Berawal dari cuitan di media sosial X, sebuah akun mengungkap bahwa lowongan Asisten Rumah Tangga (ART) dan Baby Sitter kini dipenuhi oleh pelamar lulusan sarjana. Warga net pun kemudian ramai merespon cuitan tersebut sebagai akibat dari kurangnya perhatian pemerintah terhadap ketersediaan lapangan pekerjaan. Sempitnya lapangan pekerjaan telah menjadi masalah menahun yang tak pernah kunjung usai. Menjelang bonus demografi pada tahun 2030, Indonesia akan mengalami lonjakan populasi usia angkatan kerja. Namun kondisi yang terjadi sekarang ini, angkatan kerja kesulitan untuk mencari lapangan perkerjaan. Sehingga memilih menjadi pekerja informak atau bekerja di tempat yang tidak seusai dengan kompetensinya.
Dosen Pembangunan Sosial dan Kesejahteraan, Universitas Gadjah Mada, Dian Fatmawati, S.IP., M.A., mengungkap terdapat sejumlah tantangan dan ancaman jika kondisi ini minimnya lapangan pekerjaan ini terus berlanjut di tengah lonjakan bonus demografi. Menurutnya, membludaknya jumlah tenaga kerja adalah hal yang wajar dalam bonus demografi. Sayangnya, “bonus” ini tidak dapat dimanfaatkan secara maksimal oleh pemerintah. “Antara tahun 2020-2030 kita punya banyak sekali angkatan kerja, tapi di lain pihak tren lapangan kerja bukannya bertambah malah semakin menurun,” ungkap Dian, Selasa (8/5).
Ia menyebut sejumlah kasus seperti kesulitan Gen Z dalam mencari kerja dan Pemutusan Hubungan Kerja (PHK) massal akhir-akhir menjadi realita yang terjadi di lapangan.

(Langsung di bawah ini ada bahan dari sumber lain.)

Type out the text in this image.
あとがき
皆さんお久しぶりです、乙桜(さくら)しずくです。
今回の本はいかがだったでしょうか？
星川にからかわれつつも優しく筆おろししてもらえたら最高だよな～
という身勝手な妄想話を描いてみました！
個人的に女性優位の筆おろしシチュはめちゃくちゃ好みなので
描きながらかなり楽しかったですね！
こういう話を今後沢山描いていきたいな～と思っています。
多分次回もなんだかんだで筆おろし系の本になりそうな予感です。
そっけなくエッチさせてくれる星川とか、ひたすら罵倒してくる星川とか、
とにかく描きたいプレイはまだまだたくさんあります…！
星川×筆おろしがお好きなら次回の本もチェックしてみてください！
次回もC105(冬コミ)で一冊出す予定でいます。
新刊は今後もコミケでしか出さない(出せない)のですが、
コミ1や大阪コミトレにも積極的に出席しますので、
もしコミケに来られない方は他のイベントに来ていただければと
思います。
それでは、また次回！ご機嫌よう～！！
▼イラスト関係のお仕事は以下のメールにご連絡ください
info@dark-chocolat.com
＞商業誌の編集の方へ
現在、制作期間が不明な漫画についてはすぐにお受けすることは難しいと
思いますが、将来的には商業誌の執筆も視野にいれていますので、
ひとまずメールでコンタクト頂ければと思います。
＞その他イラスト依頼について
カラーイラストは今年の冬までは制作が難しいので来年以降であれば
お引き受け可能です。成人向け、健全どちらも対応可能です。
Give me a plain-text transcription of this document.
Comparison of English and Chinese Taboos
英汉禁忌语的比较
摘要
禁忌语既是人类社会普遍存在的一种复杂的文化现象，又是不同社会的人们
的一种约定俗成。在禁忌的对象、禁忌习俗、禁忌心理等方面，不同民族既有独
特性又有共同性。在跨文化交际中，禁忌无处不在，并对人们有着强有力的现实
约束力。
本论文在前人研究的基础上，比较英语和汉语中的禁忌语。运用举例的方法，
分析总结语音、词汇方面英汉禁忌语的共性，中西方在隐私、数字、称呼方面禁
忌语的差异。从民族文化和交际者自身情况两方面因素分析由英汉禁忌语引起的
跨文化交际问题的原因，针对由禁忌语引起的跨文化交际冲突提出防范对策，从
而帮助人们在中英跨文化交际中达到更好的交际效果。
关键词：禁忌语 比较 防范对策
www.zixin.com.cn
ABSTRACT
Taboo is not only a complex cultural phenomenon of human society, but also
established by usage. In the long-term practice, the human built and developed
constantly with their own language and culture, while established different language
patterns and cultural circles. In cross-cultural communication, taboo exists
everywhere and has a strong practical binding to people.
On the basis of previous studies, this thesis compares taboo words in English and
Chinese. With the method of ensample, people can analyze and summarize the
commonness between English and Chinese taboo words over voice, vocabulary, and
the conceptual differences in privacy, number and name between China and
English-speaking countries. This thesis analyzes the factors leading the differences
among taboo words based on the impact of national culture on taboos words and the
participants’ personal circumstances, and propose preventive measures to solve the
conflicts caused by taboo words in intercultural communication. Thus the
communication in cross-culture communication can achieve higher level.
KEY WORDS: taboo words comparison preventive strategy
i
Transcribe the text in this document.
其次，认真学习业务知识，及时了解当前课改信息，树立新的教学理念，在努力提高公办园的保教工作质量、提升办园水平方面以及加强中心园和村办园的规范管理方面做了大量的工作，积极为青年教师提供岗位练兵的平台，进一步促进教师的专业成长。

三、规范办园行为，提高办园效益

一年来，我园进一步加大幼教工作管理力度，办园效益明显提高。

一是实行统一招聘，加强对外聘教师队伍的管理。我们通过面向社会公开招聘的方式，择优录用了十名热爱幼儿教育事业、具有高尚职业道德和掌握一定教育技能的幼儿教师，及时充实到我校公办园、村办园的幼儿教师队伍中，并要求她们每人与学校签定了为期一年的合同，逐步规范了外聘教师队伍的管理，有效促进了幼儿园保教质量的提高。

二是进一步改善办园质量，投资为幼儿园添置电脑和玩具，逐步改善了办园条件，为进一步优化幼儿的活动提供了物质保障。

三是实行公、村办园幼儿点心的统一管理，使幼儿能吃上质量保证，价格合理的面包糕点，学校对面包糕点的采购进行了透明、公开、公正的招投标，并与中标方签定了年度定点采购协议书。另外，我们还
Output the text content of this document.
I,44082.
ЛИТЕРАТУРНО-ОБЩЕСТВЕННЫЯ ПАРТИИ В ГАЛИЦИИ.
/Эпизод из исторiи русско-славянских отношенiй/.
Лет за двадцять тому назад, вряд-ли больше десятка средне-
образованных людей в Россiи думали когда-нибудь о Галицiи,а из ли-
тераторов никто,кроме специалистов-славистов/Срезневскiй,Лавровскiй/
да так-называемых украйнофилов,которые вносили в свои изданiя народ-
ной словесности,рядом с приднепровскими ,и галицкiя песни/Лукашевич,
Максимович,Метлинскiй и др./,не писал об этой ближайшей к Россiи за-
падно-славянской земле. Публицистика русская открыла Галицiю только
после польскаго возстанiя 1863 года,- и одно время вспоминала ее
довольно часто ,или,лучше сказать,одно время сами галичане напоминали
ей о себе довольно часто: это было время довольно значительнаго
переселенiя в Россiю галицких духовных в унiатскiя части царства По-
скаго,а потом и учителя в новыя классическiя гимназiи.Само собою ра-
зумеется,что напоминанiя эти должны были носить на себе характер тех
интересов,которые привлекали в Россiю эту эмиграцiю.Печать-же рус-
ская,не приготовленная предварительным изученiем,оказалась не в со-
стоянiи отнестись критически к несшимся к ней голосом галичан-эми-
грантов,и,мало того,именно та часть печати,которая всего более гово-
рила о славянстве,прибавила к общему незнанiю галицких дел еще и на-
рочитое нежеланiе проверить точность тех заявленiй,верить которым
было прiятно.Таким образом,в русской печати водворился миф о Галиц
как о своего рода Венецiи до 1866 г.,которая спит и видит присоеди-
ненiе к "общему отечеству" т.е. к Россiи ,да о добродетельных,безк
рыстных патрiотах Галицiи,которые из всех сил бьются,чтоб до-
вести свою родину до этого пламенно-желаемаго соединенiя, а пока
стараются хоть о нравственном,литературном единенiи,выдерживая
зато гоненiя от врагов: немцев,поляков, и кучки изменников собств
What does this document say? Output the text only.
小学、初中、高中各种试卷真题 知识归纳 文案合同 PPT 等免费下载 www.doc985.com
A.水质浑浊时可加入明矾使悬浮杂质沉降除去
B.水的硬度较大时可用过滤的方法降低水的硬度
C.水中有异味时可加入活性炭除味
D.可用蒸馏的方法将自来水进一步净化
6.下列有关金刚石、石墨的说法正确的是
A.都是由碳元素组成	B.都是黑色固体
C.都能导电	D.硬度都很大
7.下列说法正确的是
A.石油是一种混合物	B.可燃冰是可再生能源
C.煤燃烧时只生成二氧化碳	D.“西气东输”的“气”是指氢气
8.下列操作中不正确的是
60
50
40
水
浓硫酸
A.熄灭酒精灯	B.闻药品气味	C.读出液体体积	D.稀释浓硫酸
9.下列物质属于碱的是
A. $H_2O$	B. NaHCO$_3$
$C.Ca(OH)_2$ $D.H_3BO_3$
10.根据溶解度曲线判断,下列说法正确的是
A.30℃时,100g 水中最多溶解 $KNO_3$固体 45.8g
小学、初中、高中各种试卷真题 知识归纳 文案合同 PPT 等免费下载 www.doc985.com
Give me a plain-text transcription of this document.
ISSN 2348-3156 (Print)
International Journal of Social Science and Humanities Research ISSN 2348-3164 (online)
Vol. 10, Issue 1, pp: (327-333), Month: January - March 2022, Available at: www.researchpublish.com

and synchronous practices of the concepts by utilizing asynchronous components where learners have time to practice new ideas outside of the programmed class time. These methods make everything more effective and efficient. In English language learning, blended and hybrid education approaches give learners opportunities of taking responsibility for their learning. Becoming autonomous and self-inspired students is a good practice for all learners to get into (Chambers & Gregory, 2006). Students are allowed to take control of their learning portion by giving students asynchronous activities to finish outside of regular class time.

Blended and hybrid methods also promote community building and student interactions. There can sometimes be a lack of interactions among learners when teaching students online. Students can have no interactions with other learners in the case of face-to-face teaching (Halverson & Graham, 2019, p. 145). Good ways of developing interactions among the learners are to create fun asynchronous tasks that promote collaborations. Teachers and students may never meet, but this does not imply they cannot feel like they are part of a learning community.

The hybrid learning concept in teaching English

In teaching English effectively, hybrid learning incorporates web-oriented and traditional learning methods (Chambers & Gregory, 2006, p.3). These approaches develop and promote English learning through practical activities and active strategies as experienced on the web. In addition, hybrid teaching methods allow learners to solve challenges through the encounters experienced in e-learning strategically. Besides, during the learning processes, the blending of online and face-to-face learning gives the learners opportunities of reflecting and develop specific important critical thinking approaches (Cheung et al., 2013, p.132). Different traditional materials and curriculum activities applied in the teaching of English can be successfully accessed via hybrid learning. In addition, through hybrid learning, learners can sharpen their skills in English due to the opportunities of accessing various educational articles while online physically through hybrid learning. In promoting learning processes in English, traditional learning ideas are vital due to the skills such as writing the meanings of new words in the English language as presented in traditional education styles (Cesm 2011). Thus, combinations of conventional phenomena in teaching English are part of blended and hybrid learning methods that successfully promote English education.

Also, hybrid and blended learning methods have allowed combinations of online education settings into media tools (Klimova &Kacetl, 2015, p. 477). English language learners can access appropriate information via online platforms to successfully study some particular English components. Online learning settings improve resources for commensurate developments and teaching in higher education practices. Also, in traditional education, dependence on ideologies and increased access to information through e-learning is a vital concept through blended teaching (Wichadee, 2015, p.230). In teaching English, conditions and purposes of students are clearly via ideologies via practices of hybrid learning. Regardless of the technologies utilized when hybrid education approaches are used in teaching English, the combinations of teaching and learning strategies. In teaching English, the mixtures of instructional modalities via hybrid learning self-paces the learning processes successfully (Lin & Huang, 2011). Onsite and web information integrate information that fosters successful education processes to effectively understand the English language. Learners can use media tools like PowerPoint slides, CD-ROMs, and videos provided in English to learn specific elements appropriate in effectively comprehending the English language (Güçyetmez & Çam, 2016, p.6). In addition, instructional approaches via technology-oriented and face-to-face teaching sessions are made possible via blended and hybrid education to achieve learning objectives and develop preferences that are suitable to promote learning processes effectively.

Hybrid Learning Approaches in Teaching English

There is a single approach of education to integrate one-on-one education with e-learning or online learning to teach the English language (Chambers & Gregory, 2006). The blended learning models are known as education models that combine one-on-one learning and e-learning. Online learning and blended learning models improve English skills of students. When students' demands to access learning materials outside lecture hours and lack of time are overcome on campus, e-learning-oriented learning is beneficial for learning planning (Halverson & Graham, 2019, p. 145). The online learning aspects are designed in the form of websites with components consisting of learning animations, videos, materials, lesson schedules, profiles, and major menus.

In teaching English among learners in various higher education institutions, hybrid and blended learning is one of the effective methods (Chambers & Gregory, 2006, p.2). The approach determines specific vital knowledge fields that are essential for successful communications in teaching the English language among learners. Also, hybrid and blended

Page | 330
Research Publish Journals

Menurutnya, situasi ekonomi-politik saat ini sangat tidak menguntungkan bagi ketersediaan lapangan kerja. Ekonomi semakin lesu, daya beli masyarakat menurun, pendapatan produsen menurun, sampai penghasilan masyarakat juga rendah. “Jika lingkaran tersebut terus berlanjut, bukan tidak mungkin Indonesia akan segera menghadapi krisis ekonomi,” paparnya.
Dampak minimnya lapangan kerja dapat berbeda bagi setiap lapisan masyarakat. Bagi yang masih memiliki kemampuan finansial untuk mengasah keterampilan ataupun melanjutkan pendidikan mungkin masih bisa bertahan. Sedangkan mereka yang tidak bisa mendapatkan penghasilan tanpa bekerja tentu sangat dirugikan sehingga beresiko memunculkan skill trap atau jebakan keterampilan. “Mereka terpaksa bekerja di sektor-sektor yang tidak sesuai dengan kompetensi, biasanya mengambil pekerjaan di bawah kualifikasi yang mereka miliki. Ini memunculkan fenomena skill trap,” terang Dian.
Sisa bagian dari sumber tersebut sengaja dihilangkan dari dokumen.